This paper introduces a new method to screen crude oils for applicability of the air-injection/in-situ combustion process. Testing is performed at reservoir conditions, up to 41.4 MPa, with a specially modified accelerating-rate calorimeter (ARCTM). ARC results are shown for four medium- and high-gravity oils, combustion-tube data is presented, and air-injection field data are discussed and compared. We interpret that the continuity of the ARC trace ties in kinetics, combustion-tube, and field air-injection results. Thus, a method is available to delimit the envelope of applicability of air-injection/in-situ combustion to those oil reservoirs where the probability of technical and economic success is greatest.
Air Injection for Crude-Oil Recovery. Air injection can offer unique economic and technical opportunities for improved oil recovery in many candidate reservoirs. Air injection is an efficient oil recovery process because only a small amount of the in-place oil is consumed while the rest is displaced, banked, and eventually produced. It has often been applied to heavy oils (for viscosity reduction owing to heat release) and sometimes to light oils. In the economically advantaged class of light-oil reservoirs, potential process benefits include the following.

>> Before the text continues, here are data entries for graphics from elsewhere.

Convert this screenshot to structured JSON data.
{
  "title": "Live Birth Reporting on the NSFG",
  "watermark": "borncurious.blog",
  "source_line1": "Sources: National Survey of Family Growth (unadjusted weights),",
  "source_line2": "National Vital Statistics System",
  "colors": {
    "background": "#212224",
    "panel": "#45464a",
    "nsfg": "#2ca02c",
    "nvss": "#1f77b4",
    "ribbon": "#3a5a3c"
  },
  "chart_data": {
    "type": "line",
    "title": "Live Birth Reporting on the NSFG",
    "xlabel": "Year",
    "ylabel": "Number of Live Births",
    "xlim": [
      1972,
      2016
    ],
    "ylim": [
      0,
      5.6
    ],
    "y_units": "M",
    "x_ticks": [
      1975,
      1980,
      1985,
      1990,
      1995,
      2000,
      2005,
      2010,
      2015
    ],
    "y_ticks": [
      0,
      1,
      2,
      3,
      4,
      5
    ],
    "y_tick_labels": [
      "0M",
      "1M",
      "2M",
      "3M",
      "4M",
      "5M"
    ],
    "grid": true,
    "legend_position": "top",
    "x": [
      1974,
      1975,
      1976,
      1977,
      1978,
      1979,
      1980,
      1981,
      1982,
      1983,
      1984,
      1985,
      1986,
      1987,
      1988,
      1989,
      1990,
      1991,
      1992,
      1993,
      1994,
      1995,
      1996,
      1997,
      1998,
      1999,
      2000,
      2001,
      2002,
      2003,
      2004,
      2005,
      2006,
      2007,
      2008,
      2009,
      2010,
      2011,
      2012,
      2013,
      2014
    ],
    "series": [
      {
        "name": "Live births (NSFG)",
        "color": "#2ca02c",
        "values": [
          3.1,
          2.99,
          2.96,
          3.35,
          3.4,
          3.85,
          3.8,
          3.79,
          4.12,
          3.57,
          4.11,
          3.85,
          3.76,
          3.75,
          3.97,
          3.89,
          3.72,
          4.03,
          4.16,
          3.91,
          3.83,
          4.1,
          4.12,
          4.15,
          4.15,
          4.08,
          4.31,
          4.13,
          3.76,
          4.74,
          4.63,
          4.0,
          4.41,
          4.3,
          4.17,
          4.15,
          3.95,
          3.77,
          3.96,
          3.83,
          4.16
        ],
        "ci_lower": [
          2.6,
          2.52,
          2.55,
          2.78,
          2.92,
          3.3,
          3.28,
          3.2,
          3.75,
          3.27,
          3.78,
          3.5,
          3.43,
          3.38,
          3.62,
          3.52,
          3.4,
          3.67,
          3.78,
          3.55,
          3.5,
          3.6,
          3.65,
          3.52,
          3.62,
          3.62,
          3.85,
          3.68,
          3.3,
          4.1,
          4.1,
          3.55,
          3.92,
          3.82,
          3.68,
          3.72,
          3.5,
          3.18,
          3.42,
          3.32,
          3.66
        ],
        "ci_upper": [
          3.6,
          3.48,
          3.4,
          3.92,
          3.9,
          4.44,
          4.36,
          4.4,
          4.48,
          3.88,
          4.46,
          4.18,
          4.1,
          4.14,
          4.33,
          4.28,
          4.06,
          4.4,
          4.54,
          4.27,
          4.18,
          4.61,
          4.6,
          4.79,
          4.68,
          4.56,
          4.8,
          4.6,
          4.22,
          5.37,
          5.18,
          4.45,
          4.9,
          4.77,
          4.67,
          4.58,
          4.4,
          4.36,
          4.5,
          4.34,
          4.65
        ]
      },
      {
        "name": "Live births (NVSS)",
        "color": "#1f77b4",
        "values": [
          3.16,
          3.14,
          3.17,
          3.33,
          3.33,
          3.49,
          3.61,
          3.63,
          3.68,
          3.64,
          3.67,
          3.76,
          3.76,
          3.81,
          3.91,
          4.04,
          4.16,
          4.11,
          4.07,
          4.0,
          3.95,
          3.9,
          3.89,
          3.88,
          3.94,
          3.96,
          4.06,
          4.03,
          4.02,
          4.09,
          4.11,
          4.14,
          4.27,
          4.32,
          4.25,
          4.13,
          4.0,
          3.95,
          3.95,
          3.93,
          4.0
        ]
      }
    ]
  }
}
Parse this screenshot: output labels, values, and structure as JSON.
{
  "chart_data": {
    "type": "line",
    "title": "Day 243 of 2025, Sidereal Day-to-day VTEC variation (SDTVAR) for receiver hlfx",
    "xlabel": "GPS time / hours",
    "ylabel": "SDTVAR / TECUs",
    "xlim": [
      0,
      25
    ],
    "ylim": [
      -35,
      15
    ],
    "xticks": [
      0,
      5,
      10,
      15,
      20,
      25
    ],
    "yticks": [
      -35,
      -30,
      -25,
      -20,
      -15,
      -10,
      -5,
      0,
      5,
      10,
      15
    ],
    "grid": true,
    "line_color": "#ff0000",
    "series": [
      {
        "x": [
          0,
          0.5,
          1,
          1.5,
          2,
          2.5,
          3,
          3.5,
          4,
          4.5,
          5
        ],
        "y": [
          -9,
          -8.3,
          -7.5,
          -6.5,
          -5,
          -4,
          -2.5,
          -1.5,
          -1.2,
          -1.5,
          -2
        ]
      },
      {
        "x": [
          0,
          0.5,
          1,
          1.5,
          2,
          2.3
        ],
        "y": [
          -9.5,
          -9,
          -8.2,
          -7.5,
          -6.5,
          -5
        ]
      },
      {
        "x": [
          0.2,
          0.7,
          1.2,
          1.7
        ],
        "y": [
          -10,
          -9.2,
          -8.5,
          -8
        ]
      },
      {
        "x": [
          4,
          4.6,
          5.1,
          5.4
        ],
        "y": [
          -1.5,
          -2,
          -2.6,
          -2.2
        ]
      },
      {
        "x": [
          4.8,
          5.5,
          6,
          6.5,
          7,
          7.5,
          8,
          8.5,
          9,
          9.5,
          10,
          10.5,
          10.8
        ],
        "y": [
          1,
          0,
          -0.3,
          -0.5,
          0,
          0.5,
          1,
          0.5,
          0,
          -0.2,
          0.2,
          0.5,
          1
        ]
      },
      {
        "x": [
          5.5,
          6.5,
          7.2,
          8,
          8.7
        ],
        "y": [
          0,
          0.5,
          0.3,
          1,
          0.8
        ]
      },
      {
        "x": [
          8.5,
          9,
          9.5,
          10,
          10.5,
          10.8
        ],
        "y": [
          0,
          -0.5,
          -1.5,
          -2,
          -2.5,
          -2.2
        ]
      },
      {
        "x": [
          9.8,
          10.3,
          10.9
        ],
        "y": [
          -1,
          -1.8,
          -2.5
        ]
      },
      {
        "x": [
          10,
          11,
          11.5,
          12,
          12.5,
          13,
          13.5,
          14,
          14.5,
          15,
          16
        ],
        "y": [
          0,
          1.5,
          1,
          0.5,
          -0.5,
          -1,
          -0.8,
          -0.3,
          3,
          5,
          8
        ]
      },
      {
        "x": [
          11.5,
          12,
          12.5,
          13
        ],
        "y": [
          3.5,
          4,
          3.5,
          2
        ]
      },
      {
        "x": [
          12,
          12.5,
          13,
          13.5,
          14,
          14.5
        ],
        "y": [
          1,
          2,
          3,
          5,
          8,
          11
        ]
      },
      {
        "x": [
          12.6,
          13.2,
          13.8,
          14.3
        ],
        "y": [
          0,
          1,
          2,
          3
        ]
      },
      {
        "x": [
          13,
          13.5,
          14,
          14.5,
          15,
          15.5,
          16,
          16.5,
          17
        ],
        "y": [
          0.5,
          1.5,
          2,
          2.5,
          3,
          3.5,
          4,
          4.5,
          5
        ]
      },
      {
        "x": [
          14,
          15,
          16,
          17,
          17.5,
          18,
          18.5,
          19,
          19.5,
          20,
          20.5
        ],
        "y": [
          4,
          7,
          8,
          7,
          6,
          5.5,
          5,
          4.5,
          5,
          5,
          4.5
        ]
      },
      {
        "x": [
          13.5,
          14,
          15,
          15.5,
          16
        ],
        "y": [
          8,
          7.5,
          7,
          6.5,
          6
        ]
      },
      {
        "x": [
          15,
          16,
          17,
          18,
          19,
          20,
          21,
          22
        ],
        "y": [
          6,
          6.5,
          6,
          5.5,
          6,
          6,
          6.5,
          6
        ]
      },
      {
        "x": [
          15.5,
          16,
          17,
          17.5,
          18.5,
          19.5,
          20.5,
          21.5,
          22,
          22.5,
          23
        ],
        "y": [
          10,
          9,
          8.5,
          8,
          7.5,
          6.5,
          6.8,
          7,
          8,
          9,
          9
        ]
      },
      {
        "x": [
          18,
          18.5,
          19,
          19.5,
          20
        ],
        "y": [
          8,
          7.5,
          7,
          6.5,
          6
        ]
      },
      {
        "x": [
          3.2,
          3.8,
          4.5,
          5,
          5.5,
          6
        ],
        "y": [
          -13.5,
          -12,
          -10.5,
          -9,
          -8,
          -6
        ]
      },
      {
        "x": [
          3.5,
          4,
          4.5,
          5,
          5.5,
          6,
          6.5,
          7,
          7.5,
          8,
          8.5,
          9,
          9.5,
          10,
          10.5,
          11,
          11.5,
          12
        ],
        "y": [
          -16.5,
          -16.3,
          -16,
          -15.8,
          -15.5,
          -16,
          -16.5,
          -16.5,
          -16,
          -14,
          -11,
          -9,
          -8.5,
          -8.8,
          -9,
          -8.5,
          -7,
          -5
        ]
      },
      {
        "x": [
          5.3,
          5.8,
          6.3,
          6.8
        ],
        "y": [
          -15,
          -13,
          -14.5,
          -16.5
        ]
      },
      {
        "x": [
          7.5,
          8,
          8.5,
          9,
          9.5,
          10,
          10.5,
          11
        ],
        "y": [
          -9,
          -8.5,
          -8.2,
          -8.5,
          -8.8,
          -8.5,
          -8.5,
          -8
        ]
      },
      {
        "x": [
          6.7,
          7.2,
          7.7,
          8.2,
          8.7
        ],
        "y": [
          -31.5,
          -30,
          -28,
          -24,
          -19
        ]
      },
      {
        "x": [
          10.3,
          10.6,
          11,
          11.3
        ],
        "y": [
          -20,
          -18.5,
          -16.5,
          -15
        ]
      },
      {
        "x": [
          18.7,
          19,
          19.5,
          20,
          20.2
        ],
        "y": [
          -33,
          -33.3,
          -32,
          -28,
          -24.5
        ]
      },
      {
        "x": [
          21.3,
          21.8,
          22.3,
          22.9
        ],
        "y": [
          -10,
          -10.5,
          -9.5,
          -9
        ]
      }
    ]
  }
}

1. Excellent displacement efficiency and mobilization of extra, combustion oil.
2. Reservoir pressurization.
3. Flue gas stripping of the reservoir oil.
4. Oil swelling.
5. Injection-gas substitution.
For air injection into high-pressure, hot reservoirs, the following additional benefits may accrue: spontaneous oil ignition and complete oxygen utilization, operation above the critical point of water with possible superextraction benefits, and near-miscibility of the generated flue gas and the oil.